On Thu, Dec 3, 2020 at 3:06 PM Keith Moore <moore@xxxxxxxxxxxxxxxxxxxx> wrote:
On 12/3/20 1:54 PM, Christian Huitema wrote:
>
> I understand why you say that. Machines behind a NAT or a stateful
> firewall cannot be remotely probed for low level vulnerabilities, so
> you do get some reduction of the attack surface. My contention is that
> this reduction is far from being sufficient, because attackers have
> found many ways to project themselves through NATs or firewalls. If
> you allow for unsafe practices because the machines are behind a NAT
> or a firewall, these unsafe practices will result in catastrophic
> cascades of failures after a single breach happens.
+1
For that matter not even "air gapped" networks are really safe. There's
almost always some laptop or other that occasionally connects to such
networks, and malware can creep in that way.
There are viable controls but they are very expensive. At VeriSign we constructed a tier 6 SOC and kept the machines that perform offline operations in a very pricey safe along with the HSMs (see the CPS which documents all of that).
Firewalls are an effective means of mitigating risk. They do not eliminate risk. They don't come close.
Perimeter security is useful but incomplete.
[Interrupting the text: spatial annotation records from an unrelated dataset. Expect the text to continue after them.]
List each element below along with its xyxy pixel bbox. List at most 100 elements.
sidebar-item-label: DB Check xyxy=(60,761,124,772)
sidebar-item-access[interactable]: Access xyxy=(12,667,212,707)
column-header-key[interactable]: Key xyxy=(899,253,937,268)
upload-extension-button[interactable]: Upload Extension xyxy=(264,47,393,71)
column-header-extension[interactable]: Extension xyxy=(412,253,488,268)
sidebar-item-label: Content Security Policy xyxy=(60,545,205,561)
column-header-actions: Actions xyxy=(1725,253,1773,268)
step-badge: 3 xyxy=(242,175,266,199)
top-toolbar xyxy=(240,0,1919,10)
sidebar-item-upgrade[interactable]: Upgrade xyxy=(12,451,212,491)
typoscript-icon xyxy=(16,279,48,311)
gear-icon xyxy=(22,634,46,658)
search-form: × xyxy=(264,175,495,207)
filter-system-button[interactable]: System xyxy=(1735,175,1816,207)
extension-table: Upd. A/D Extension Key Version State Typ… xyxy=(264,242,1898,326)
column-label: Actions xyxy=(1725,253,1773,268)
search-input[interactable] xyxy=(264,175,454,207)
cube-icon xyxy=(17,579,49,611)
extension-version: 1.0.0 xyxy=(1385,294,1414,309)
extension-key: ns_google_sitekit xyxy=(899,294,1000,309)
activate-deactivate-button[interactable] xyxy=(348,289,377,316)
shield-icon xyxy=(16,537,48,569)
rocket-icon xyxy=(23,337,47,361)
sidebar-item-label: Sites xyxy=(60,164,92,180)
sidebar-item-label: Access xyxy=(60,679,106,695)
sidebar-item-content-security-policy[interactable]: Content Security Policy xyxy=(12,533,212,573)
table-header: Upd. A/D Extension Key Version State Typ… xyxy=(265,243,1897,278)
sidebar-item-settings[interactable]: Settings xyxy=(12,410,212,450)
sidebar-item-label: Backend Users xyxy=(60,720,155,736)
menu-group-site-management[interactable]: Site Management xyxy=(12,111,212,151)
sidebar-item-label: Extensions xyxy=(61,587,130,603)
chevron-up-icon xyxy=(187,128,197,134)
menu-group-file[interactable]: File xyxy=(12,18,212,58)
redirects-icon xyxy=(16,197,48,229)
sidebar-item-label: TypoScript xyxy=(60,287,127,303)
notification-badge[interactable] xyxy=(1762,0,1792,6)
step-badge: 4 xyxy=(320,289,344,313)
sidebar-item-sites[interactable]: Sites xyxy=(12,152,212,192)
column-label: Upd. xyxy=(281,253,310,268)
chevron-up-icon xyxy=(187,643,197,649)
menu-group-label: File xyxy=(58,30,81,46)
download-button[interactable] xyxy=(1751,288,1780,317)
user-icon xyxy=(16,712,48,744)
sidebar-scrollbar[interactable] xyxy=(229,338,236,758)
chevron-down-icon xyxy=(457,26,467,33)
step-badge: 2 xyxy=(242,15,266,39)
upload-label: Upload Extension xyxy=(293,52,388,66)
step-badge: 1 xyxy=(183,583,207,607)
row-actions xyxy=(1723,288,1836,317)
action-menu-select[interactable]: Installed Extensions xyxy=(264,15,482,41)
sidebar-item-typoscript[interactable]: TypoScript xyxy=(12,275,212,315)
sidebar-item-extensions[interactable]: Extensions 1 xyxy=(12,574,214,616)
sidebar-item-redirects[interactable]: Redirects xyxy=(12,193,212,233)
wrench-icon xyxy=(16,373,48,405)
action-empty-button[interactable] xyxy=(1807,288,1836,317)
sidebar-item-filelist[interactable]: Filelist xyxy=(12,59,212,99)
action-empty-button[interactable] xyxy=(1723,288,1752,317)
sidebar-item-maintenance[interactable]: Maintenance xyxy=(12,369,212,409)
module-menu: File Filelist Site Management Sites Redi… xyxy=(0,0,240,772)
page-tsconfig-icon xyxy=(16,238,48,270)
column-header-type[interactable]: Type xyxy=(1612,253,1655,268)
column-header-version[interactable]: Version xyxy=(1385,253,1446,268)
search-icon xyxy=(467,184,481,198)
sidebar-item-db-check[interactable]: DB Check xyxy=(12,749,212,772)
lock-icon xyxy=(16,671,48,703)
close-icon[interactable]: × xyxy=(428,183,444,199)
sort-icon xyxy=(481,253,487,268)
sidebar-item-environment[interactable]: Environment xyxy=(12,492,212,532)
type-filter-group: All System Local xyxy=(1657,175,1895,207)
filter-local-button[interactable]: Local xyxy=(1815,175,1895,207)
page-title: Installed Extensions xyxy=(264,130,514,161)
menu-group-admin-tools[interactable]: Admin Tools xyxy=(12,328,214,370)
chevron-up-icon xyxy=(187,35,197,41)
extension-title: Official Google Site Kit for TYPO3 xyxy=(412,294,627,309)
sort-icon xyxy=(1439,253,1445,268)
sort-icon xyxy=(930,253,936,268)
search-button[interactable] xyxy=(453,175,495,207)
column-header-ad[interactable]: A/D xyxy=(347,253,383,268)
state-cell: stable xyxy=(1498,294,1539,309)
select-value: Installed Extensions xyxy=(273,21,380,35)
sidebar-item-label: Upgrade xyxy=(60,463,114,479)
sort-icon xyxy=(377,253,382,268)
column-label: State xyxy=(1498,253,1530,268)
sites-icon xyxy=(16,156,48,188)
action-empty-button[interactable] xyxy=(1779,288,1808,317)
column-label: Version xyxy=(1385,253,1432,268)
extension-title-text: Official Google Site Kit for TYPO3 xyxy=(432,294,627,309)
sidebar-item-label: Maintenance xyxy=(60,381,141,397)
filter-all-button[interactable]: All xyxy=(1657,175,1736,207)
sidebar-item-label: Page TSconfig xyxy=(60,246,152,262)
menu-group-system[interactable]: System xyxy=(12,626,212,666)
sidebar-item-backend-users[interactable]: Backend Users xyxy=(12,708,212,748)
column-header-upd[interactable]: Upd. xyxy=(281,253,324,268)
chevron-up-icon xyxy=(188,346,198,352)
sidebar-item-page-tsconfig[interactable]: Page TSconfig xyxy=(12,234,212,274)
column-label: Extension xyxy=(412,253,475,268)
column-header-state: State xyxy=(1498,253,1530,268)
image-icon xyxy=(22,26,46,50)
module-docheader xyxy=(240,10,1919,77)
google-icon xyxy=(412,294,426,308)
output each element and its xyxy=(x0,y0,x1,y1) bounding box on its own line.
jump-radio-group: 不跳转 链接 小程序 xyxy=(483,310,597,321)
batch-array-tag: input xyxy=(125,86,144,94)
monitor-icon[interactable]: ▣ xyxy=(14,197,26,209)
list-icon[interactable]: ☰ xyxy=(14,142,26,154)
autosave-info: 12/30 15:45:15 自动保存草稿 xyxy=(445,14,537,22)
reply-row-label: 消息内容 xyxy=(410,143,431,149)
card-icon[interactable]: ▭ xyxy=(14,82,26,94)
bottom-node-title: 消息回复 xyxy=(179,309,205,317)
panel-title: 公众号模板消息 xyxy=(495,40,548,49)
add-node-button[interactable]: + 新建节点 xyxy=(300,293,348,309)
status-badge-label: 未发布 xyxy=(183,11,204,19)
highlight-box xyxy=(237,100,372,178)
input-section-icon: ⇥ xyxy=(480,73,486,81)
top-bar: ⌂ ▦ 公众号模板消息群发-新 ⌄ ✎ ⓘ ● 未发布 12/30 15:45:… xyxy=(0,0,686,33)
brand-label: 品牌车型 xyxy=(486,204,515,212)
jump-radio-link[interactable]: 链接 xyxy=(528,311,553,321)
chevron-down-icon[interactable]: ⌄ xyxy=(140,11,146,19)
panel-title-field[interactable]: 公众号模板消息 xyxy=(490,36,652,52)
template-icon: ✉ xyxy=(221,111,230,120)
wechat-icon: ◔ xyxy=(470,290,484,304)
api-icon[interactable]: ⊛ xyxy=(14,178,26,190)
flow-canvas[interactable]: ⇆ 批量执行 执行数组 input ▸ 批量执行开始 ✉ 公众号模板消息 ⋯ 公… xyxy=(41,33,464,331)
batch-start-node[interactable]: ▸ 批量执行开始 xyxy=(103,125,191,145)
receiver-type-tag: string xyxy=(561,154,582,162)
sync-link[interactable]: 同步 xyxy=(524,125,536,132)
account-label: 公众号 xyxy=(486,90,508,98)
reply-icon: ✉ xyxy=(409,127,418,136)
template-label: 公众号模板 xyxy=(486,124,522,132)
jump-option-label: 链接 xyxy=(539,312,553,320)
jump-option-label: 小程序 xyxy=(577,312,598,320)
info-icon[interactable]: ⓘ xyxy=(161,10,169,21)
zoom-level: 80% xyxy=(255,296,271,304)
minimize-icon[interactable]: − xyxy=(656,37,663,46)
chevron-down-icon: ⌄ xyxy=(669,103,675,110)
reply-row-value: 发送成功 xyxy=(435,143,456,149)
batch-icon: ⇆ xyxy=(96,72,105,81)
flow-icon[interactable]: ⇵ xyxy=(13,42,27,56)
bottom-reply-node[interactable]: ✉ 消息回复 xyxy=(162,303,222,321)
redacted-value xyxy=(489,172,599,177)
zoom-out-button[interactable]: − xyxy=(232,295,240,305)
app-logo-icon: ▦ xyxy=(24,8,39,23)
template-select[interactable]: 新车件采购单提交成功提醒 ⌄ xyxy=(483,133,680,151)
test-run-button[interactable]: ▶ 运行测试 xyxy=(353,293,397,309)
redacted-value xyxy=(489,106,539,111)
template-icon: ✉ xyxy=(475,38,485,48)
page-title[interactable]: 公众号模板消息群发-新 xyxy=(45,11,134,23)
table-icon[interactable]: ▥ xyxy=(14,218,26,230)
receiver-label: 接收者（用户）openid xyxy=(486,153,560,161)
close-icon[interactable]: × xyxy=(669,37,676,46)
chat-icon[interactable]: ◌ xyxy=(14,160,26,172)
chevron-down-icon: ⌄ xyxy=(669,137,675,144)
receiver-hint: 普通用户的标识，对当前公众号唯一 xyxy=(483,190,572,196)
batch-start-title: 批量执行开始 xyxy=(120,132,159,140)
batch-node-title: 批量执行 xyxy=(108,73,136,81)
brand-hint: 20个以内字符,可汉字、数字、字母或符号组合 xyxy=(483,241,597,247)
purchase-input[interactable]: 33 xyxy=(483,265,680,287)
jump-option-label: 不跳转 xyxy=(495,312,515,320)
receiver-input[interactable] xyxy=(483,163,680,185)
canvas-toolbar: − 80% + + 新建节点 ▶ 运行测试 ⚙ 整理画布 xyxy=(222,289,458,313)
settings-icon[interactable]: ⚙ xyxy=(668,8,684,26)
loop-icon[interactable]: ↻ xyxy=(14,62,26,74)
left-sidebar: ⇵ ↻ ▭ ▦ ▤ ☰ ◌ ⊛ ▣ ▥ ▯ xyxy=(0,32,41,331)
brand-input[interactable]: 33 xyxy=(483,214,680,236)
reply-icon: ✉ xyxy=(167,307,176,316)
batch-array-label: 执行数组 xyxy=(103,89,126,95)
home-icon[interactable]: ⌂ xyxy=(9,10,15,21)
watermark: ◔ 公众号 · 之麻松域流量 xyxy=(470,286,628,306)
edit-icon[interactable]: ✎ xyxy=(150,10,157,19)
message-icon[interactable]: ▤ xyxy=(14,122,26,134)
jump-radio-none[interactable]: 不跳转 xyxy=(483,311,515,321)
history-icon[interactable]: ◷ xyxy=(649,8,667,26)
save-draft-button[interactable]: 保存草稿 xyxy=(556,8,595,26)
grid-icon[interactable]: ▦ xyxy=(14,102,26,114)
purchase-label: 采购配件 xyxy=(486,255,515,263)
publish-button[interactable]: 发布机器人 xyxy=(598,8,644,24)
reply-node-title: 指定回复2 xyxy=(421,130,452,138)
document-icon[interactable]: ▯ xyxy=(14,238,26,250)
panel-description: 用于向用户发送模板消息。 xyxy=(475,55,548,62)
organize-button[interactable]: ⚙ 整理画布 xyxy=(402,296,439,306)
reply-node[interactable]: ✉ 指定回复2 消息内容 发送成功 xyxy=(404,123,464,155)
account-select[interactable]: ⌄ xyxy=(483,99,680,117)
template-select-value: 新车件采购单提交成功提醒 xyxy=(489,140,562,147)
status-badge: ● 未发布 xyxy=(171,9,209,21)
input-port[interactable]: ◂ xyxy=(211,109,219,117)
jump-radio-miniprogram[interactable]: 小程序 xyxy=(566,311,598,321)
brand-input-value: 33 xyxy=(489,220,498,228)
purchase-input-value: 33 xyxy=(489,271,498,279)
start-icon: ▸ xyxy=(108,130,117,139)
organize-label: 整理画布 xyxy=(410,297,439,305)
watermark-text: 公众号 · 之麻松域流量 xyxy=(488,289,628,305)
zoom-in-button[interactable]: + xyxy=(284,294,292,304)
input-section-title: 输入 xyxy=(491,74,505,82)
A starting point for any security analysis has to be 'what stuff do I have control over and what stuff do I have no control over'. But perimeter security has been declining in effectiveness for decades now. It is the 1980s level car alarm that every thief has learned how to disable.
To go further, we have to start looking a security policy and we have to look at separation of roles. And right now the research community focused on that approach is tiny. We are starting to get some traction with threshold cryptography which is the only technology that provides a real hope of protecting data at rest whether in the cloud or elsewhere.
Suggest doing security policy and people start bleating that it is hard.
Well if it was easy we would be doing it already.